I know FT{$\frac{\partial u}{\partial x}$} = (ik)FT{u}. Give a function $U(x,y)$. Is the following true?
FT{ $\frac{\partial^2 U}{\partial y \partial x}$} = FT{$\frac{\partial U}{\partial y}$} FT{$\frac{\partial U}{\partial x}$} = (ik_y)(ik_x FS{U}) = (ik_y k_x FS{U}? If not, what does it equal to?
FT = Fourier Transform
On
If you start with variables $x,y,z$, and your F.T. variables are $\xi_1,\xi_2,\xi_3$, then
$$\widehat{\frac{\partial^2 U}{\partial x \partial x}} = \widehat{\frac{\partial}{\partial x}\frac{\partial U}{\partial x}} = -i\xi_1 \widehat{\frac{\partial U}{\partial x}} = i^2 \xi_1^2 \widehat U = -\xi_1^2 \widehat U$$
(up to some factors of $2 \pi$, depending on your convention)
No, this is not true. Let us see what the correct formula is. Note that my definition of the Fourier transform is
$$\hat{f}(\xi)=\int_{\mathbb{R}^d} f(x) e^{-2\pi i x\cdot\xi} dx$$ for $\xi\in\mathbb{R}^d, f\in L^1(\mathbb{R}^d)$. This may differ from your definition by the place where you put the $2\pi$.
Assume that $u$ is a Schwartz function.
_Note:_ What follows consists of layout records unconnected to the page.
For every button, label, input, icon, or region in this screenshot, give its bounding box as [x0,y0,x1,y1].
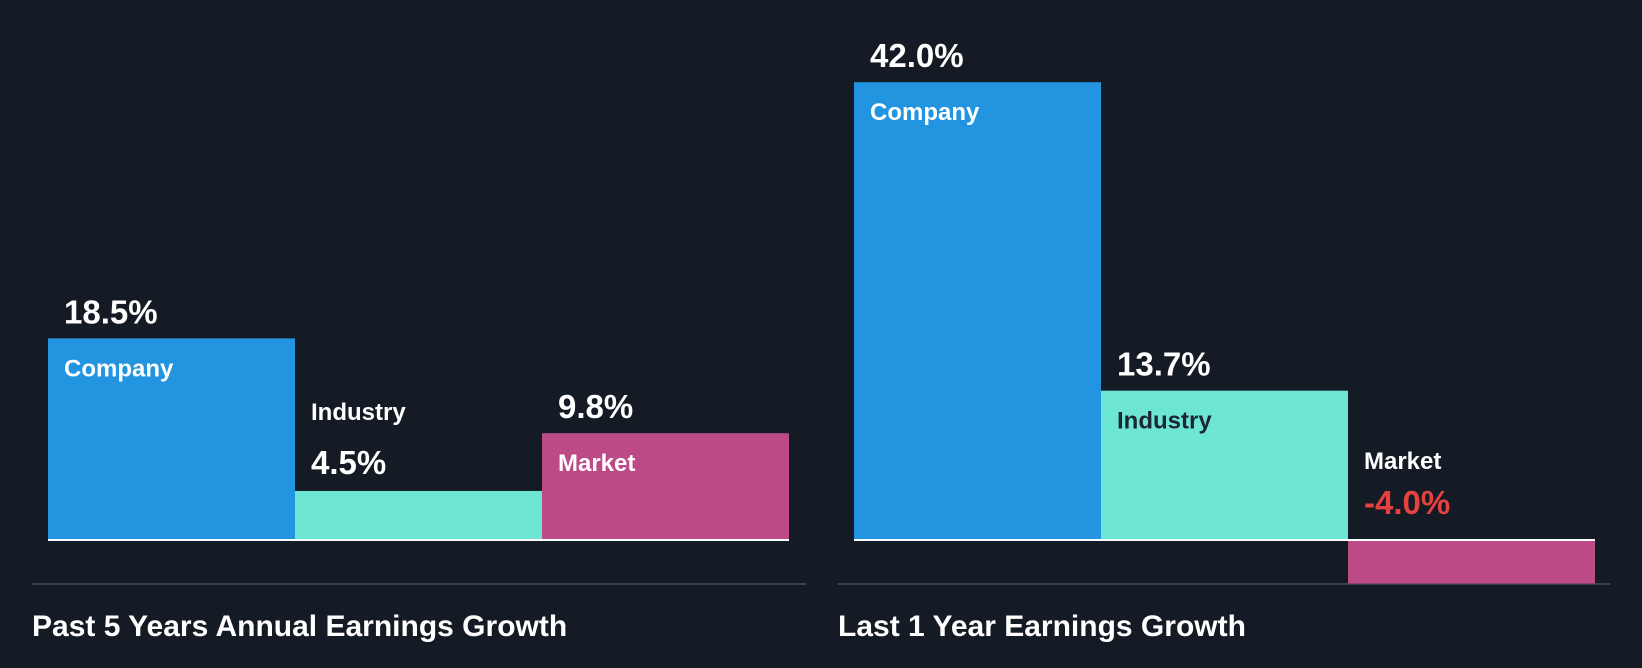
bar-industry [1101,390,1348,540]
category-label-market: Market [558,450,635,477]
category-label-industry: Industry [1117,408,1212,435]
value-label-market: 9.8% [558,388,633,425]
bar-company [48,338,295,540]
category-label-industry: Industry [311,399,406,426]
value-label-industry: 13.7% [1117,346,1211,383]
chart-title: Last 1 Year Earnings Growth [838,610,1246,643]
category-label-market: Market [1364,448,1441,475]
bar-company [854,82,1101,540]
chart-panel-last-1-year: Last 1 Year Earnings Growth 42.0% Company… [838,37,1610,643]
bar-industry [295,490,542,540]
bar-market [1348,540,1595,584]
value-label-market: -4.0% [1364,484,1450,521]
value-label-company: 42.0% [870,37,964,74]
value-label-industry: 4.5% [311,444,386,481]
category-label-company: Company [64,355,174,382]
category-label-company: Company [870,99,980,126]
chart-panel-past-5-years: Past 5 Years Annual Earnings Growth 18.5… [32,293,806,643]
bar-market [542,433,789,540]
chart-title: Past 5 Years Annual Earnings Growth [32,610,567,643]
value-label-company: 18.5% [64,293,158,330]
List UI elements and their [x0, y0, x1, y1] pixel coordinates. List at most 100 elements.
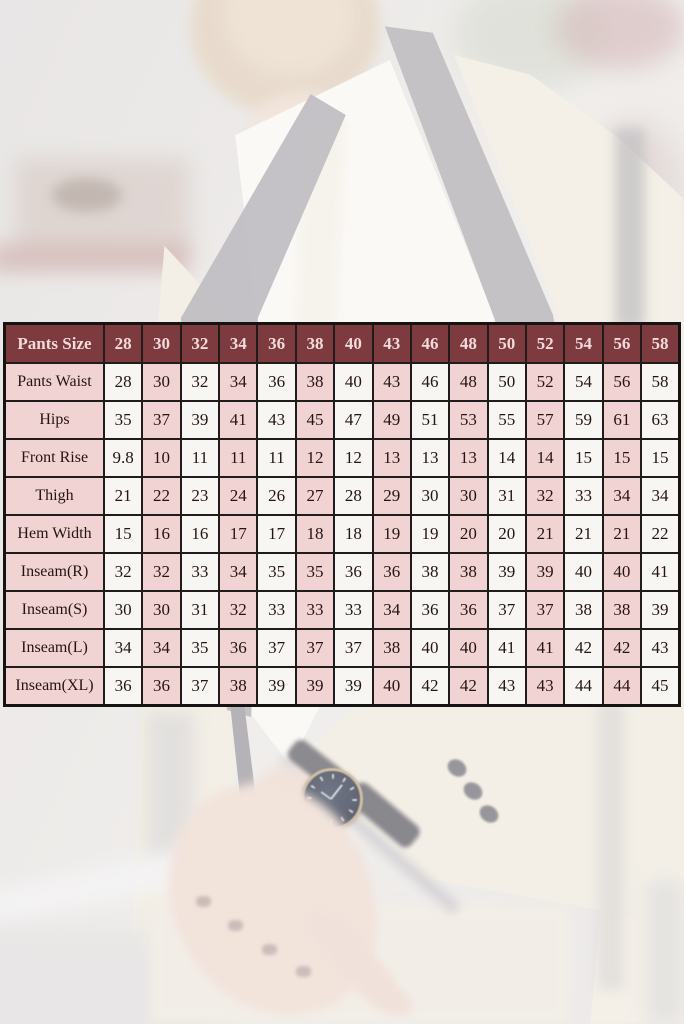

Then,
$$ \begin{align} \widehat{\frac{\partial^2 u}{\partial x\partial y}}(\xi,\tau)&= \int_{\mathbb{R}^2} \frac{\partial^2 u}{\partial x\partial y}(x,y)e^{-2\pi i(x\xi+y\tau)} d(x,y)\\ &=\int_{\mathbb{R}} e^{-2\pi i y\tau} \int_{\mathbb{R}} \frac{\partial}{\partial x}\left(\frac{\partial u}{\partial y}\right)(x,y)e^{-2\pi i x\xi} dx dy\\ &=-2\pi i\xi\int_{\mathbb{R}} e^{-2\pi i y\tau} \int_{\mathbb{R}}\frac{\partial u}{\partial y}(x,y)e^{-2\pi i x\xi} dx dy \end{align} $$
where we have used Fubini's theorem in the second equality and integration by parts in the third equality.
Now use Fubini again to interchange the order of integration and use another integration by parts to get rid of the partial derivative wrt. $y$ in the same way. We get
$$\widehat{\frac{\partial^2 u}{\partial x\partial y}}(\xi,\tau)=(-2\pi i\xi)(-2\pi i \tau) \int_{\mathbb{R}}\int_{\mathbb{R}} e^{-2\pi i(x\xi+y\tau)}u(x,y)dy dx=-4\pi^2 \xi\tau \widehat{u}(x,y)$$
The same calculation can be done in higher dimensions for more partial derivatives. As you can see, the Fourier transform maps a partial derivative into multiplication with the corresponding frequency variable (up to a multiplicative constant).